Essi non ignorano nulla. Pronubi al mistero della sua nascita conobbero essi lo svolgersi del tenero amore, poichè dentro le loro fronde vanirono tante dolci parole, tanti progetti d’avvenire. Essi, guardiani della casa, videro entrare le culle infioccate di bianco, videro uscire le bare coperte di nero. Colle loro radici salde al suolo, coi loro rami ogni anno rinnovati e sempre eretti, colle loro foglie palpitanti a guisa d’ali non ridicevano essi l’eterna vicenda dell’uomo confitto alla terra e sorgente per mille aspirazioni, per mille ansie al cielo?

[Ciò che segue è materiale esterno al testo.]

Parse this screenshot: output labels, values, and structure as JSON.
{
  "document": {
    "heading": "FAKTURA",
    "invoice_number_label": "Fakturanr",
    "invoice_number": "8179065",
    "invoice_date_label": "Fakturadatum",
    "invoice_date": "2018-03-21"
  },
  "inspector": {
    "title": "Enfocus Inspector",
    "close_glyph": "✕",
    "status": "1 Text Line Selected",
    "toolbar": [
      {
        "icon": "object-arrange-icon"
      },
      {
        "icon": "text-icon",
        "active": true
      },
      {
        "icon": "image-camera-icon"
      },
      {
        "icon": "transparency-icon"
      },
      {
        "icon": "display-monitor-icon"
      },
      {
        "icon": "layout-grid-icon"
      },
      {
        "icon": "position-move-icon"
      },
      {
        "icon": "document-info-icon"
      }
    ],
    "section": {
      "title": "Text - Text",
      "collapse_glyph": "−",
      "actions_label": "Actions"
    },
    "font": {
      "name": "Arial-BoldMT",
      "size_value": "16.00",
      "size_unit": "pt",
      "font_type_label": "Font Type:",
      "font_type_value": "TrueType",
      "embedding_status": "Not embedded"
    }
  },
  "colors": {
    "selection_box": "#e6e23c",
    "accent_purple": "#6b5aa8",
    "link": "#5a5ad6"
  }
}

Un fascino straordinario trova Chiarina nell’argenteo tremolio delle giovani foglie. Il suo sguardo vi si perde, vi si tuffa come in un mare; una dolcezza grande la invade penetrandola di speranze indecise, ignote quanto è ignoto il fiotto di sangue che rinnova il palpito del cuore, eppure come esso calde di vitali umori.
Fitto mistero è per lei il futuro, ma lo guarda impavida, attraverso la calma che spandono intorno gli alberi amati, sentendo come essi sentono le forze della giovinezza inturgidirle le vene e zampillarle in fondo al cuore con un getto di polla ristoratrice.
Dovunque Chiarina tenda le braccia, nell’aria, nei prati digradanti, nell’orizzonte lontano, ella ritroverà i suoi morti. Il suo amore saprà trattenerli — realtà divina dell’anima — in quei luoghi dove i loro corpi passarono.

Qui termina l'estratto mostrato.